If you missed my leadership newsletter last Sunday, it’s because I was on vacation with my wife, our adult children, and our granddaughter in Jamaica.  A day after we returned to Maryland, I attended a two-day leadership conference sponsored by the Institute for Transformational Leadership Network(ITLN), for which I sit on the board.

My thoughts today tied together those two experiences. I realized that leadership lessons are available to us almost all the time, as long as we keep our eyes and ears open.

One of my most significant takeaways from the vacation was the level of courtesy, professionalism, and helpfulness exhibited by every single team member working at the resort where we stayed.  Before we left, I vowed to my wife that I would communicate my impressions to a manager there.
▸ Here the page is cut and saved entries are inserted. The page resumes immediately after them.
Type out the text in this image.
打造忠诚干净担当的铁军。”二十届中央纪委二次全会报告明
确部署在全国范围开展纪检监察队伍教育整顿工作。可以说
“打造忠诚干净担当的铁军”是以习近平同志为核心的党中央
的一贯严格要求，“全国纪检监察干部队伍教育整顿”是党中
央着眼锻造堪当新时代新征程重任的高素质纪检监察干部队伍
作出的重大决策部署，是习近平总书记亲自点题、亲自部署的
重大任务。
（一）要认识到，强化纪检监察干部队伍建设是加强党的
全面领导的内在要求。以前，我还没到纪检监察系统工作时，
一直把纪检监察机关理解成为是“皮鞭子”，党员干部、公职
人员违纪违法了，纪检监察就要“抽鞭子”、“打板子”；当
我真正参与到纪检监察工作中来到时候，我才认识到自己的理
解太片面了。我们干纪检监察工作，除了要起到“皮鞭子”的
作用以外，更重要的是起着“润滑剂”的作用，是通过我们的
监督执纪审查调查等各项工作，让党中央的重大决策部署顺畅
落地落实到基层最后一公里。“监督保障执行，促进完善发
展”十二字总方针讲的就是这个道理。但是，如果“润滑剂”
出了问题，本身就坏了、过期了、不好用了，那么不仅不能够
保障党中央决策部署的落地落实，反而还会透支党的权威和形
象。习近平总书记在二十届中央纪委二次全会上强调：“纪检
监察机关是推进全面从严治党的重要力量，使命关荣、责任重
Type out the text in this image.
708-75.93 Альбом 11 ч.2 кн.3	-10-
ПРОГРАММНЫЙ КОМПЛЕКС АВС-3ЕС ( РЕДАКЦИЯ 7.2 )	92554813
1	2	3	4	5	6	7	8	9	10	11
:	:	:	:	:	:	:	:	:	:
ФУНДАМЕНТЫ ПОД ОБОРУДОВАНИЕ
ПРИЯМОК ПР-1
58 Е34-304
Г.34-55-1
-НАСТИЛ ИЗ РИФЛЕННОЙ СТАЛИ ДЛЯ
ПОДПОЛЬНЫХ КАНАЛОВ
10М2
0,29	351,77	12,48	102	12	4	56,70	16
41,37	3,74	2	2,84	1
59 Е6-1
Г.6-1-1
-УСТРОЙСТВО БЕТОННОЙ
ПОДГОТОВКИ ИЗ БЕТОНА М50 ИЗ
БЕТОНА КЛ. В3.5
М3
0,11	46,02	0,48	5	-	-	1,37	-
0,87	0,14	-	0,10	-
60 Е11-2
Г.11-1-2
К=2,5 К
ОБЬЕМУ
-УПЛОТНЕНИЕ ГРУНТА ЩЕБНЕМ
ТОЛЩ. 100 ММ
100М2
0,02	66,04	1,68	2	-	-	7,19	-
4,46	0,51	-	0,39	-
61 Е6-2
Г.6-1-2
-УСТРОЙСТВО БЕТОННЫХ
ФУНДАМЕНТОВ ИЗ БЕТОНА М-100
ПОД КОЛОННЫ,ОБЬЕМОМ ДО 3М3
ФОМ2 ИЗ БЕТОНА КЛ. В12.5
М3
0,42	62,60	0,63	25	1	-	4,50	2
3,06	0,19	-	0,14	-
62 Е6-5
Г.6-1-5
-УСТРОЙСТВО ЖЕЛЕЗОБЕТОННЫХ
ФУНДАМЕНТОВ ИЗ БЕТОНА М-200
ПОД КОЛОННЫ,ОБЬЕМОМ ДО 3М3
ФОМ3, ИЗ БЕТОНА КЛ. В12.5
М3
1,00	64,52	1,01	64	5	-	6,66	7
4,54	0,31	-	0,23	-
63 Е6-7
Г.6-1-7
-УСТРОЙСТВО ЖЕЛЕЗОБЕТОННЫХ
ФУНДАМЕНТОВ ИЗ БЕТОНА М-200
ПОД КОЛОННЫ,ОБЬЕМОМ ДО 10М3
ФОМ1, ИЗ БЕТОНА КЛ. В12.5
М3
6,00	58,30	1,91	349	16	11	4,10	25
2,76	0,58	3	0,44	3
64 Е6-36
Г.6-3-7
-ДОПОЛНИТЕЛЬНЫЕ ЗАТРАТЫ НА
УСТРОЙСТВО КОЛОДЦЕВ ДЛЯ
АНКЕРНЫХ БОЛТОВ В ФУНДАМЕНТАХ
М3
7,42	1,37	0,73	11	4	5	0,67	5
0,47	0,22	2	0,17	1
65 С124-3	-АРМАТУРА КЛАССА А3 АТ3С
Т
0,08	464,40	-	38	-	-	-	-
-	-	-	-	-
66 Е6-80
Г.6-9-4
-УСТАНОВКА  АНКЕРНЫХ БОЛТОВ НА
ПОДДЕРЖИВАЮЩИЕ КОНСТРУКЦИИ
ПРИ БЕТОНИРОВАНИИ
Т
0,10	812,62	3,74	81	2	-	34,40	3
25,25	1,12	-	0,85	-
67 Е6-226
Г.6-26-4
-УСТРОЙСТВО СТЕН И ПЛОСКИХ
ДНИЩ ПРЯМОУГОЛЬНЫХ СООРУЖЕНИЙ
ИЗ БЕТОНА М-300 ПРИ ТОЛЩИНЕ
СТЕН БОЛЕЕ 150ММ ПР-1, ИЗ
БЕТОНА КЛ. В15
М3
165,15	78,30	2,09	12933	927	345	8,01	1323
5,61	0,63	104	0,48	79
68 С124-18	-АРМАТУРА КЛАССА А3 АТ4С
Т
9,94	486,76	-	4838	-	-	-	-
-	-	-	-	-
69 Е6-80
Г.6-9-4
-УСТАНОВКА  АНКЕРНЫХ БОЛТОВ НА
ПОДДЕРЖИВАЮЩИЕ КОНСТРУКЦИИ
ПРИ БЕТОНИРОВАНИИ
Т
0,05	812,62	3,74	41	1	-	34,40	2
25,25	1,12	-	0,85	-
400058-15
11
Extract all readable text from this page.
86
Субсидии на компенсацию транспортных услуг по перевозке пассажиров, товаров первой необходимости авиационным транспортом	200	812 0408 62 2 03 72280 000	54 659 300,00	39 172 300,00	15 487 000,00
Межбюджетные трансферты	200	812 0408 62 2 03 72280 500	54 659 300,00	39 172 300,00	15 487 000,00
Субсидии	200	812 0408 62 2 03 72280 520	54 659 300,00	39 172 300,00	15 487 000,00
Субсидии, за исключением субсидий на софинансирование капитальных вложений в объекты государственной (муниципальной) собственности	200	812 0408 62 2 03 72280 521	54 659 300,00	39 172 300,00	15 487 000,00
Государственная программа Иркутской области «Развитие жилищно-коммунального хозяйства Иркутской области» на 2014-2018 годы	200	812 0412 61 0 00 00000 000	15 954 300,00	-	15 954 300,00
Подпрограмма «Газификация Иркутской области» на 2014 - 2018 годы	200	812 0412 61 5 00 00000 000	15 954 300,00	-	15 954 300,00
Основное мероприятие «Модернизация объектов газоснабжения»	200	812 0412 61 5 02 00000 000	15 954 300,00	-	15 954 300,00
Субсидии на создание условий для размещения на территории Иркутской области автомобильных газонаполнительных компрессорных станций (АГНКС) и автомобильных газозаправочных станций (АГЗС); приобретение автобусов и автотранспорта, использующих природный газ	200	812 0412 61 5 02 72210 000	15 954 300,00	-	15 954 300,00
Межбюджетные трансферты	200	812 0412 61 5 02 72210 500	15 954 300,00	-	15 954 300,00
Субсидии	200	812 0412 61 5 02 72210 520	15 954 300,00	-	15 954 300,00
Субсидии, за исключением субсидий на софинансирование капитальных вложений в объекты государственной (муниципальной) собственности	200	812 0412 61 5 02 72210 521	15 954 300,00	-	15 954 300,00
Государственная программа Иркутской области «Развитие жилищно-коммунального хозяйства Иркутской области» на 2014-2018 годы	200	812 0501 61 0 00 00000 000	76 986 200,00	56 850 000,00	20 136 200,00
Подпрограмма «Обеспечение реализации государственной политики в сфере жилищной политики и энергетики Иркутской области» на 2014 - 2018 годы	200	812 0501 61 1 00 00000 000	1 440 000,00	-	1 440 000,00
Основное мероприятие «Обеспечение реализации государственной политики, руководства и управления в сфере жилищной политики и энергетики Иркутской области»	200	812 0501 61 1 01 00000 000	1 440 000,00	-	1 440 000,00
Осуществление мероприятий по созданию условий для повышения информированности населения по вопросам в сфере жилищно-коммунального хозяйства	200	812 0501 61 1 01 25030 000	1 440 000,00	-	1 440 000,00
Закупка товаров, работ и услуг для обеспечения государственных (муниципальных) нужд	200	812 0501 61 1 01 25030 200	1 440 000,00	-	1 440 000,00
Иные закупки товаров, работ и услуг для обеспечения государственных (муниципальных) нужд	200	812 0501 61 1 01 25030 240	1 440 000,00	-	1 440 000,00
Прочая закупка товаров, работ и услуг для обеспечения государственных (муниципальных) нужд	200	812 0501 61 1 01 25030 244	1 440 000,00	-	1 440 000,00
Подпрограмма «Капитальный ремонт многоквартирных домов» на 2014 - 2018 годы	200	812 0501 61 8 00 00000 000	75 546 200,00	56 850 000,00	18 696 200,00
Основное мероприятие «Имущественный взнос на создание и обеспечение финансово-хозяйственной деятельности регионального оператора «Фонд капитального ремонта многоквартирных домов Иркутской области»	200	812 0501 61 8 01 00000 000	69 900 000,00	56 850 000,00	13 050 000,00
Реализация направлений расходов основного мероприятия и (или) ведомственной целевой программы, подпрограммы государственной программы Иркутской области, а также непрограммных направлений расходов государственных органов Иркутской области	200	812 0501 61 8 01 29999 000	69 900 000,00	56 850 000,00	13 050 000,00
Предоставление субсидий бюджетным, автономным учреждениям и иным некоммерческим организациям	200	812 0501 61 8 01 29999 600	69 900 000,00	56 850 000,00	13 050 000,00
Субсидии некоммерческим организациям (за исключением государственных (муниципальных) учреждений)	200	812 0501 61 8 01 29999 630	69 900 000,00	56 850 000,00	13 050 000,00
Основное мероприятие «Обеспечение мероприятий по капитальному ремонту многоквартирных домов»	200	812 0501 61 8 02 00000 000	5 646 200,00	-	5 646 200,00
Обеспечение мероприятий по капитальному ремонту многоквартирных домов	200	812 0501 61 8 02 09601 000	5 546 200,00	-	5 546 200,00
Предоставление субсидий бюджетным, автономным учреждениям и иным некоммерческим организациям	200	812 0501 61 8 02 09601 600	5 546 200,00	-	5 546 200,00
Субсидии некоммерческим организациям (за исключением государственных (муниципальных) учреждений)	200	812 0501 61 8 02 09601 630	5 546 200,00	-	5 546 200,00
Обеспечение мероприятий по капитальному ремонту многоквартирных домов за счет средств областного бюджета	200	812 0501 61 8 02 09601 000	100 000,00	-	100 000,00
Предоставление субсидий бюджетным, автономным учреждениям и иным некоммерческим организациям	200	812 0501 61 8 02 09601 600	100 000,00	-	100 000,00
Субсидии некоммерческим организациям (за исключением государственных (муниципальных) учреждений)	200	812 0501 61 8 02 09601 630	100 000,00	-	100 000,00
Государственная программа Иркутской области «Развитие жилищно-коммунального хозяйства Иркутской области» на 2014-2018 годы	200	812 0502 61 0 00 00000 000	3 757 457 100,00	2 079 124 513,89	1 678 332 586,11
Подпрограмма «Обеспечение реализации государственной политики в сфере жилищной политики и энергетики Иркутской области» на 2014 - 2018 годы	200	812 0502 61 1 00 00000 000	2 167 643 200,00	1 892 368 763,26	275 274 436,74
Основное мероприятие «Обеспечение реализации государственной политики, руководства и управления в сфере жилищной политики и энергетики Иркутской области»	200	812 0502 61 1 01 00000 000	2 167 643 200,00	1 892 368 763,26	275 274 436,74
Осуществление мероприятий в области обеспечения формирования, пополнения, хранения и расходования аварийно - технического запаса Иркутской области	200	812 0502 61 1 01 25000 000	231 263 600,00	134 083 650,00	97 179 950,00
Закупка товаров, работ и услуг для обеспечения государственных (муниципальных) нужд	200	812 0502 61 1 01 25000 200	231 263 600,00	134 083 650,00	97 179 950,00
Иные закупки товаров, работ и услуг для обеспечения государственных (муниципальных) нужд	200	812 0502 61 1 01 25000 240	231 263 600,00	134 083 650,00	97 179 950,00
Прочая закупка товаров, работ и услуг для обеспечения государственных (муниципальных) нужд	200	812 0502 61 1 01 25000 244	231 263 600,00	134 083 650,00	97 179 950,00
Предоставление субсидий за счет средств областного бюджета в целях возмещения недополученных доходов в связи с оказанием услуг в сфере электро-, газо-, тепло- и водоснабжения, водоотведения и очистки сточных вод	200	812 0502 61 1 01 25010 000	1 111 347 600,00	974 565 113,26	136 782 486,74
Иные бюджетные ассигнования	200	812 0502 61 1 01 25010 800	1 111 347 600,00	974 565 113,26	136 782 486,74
And the day before we were to leave, I overheard a young manager saying into his phone, “People are complaining that we’re not getting luggage to their rooms quickly enough.  How do we solve this issue? “

That’s all he said. I was impressed with his approach. He didn’t engage in finger-pointing. He didn’t blame any particular team members. He didn’t raise his voice and get angry.

Instead, he focused on solving a problem that had come to his attention.

Later that day, I approached this young leader and articulated my admiration for his approach to what was transpiring.  After he thanked me for my feedback, he explained to me that his leadership attitude is always focused on solutions instead of problems.

Of course, this reminded me of the old leadership cliché which I use many times during my career, “Don’t bring me a problem, bring me a solution.”

As this leader and I talked, he highlighted several points.  The manager with whom I conversed as we departed from the resort made similar points. This what they communicated to me:

-They emphasize a long and meaningful onboarding process for all employees

-They manage by walking around, noticing how employees are interacting with customers every day

-They teach their employees that nonverbal communication with customers, including tone of voice and facial expressions, are as important as the words they say

-They teach employees to own customer problems that come to their attention and not assume another team member will take care of it

-They encourage all employees to adopt a “how can I help you” attitude towards every customer every day

-They communicate success stories to all employees as frequently as they can; In fact, the manager with whom I spoke gave me her email address so that I could write an email when I got home that she would share with her team

-They promote from within whenever possible rather than assuming an outside person would be ideal for a position

-They ask employees to put themselves in the shoes of their guests whenever guests express a concern

-They encourage employees on the front lines to make suggestions about how processes and systems can be improved

-They ask all employees to touch their hearts after interacting with guests as a sign of gratitude and respect

I picked up all these leadership lessons while I was on vacation.

How can you be mindful of leadership lessons to be learned when you are away from your office?